Kelly returned after being sidelined for three games, leading the Bills to a 24-7 victory over the Cincinnati Bengals in Week 12 that established the Bills among the elite in the AFC.

Advertisement

All seemed well, or well enough.

But after Kelly played poorly the next week in a 17-16 loss at Seattle, running back Thurman Thomas told a cable television audience that quarterback was the Bills’ weak link.

Then, after Kelly saw three of his passes intercepted the next week in a 22-19 loss to the New Orleans Saints, Kelly was asked if his confidence had been shaken.

“You might say that,” he said.

The next day, he was pulled aside for a pep talk by Coach Marv Levy, who had always defended Kelly’s brashness, calling it more than mere bravado.

Kelly threw three more interceptions in a 21-10 loss to the San Francisco 49ers, but none in the romp over the Jets.

Asked this week about the bickering among the Bills, Levy said: “That’s behind us, and I’m not talking about it anymore.”

Meanwhile, the Browns (9-6-1) endured hard times of their own.

Or some did, anyway.

Quarterback Bernie Kosar has weathered his most trying season, being asked to lead an offense that was without Kevin Mack, the Browns’ leading rusher in each of the previous five seasons, for all but the last four games.

Advertisement

When Kosar was pulled in the fourth quarter of a 21-0 loss to the Bengals in Week 13, the Browns had scored 37 points in four games.

In a poll conducted the next week by a Buffalo TV station, only 51% of the record 28,500 respondents said they favored Kosar as the Browns’ quarterback over his backup, journeyman Mike Pagel.

Kosar, who has led the Browns into the playoffs in each of his five NFL seasons, was angered by the lack of support from the fans and also was troubled by Coach Bud Carson’s refusal to support him publicly. Carson didn’t announce his starter for the next week’s game against the Colts until moments before the kickoff.

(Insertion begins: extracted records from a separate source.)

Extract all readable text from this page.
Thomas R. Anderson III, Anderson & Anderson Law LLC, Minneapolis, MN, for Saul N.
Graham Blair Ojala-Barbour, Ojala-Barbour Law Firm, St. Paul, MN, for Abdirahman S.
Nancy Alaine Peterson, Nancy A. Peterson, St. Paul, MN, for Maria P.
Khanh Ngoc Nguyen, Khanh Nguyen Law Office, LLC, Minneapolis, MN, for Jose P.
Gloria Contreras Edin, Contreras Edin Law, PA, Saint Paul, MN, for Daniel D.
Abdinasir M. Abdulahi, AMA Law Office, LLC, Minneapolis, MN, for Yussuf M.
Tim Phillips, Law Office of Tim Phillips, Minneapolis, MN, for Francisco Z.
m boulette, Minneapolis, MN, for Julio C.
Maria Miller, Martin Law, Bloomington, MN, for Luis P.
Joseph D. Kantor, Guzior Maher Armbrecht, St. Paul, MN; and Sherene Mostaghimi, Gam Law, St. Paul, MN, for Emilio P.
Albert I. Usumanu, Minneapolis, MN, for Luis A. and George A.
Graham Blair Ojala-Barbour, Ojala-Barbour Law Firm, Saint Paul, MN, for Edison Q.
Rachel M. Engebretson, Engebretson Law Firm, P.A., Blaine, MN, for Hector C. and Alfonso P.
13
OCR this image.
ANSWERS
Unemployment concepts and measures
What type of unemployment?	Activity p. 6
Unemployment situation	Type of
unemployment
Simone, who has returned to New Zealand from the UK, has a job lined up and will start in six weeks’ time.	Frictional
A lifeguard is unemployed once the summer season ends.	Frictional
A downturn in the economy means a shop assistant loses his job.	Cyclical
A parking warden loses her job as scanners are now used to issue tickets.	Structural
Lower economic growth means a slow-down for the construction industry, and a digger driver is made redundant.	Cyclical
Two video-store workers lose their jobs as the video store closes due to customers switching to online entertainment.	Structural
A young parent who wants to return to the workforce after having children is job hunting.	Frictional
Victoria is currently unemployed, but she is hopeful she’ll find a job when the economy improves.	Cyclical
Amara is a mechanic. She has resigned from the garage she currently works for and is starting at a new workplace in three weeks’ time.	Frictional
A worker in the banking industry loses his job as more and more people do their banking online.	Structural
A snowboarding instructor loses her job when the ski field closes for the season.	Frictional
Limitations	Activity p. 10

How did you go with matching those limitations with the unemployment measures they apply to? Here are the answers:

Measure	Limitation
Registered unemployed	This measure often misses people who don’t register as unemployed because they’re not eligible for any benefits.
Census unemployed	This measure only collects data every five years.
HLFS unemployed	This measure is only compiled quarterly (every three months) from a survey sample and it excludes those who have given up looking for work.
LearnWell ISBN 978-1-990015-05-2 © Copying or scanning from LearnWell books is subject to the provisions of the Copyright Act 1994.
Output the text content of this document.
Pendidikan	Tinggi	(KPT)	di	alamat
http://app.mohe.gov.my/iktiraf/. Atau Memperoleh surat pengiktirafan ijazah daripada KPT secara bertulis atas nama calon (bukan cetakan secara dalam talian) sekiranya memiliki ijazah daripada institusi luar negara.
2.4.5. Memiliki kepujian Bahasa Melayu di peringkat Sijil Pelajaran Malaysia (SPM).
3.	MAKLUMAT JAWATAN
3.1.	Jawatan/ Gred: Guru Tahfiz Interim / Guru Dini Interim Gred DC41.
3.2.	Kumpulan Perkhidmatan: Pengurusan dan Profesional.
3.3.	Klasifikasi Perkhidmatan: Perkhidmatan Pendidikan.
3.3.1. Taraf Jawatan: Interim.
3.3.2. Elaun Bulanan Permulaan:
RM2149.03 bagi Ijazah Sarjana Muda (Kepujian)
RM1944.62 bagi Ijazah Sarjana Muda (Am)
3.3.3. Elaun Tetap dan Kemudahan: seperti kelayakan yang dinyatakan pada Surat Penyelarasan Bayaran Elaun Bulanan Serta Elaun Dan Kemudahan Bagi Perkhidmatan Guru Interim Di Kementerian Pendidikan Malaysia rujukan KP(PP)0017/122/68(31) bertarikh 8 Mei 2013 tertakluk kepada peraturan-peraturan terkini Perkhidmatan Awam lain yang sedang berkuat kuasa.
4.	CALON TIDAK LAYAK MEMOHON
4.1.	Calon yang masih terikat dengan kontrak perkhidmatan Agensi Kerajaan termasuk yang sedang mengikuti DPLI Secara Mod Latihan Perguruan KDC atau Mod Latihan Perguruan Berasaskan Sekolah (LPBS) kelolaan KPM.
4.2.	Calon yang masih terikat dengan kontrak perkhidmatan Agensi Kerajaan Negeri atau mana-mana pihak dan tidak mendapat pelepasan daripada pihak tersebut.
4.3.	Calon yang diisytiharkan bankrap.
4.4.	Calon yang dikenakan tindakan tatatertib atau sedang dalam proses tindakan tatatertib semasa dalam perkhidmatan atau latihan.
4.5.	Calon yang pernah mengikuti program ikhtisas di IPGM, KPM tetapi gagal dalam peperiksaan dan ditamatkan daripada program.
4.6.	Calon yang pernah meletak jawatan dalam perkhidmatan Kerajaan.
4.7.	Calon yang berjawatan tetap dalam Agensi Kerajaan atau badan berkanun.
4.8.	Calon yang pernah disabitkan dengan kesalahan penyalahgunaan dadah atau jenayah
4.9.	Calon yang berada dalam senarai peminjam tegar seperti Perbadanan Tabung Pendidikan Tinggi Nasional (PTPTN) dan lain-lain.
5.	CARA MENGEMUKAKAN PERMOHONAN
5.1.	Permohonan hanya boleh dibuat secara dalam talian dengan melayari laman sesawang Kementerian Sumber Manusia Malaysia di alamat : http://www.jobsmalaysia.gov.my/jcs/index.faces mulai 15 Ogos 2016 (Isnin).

Carson later claimed he was only trying to keep the Colts guessing and that Kosar’s job never was in jeopardy.

Whatever the reasoning, Kosar threw for 353 yards against the Colts. But the Browns lost, 23-17, when Mike Prior intercepted a pass by Kosar in overtime and returned it 58 yards for a touchdown.

Winless in four games, the Browns then closed the season with victories over the Minnesota Vikings, 23-17 in overtime, and the Houston Oilers, 24-20.

Advertisement

Mack, jailed for a drug conviction during most of the season, then suffered a knee injury. He gained 27 of his 62 yards in the game-winning drive against the Oilers, scoring on a four-yard run with 39 seconds left.

Once again, the Browns were AFC Central champions.

Only a more troubled team stands between them and another AFC title game.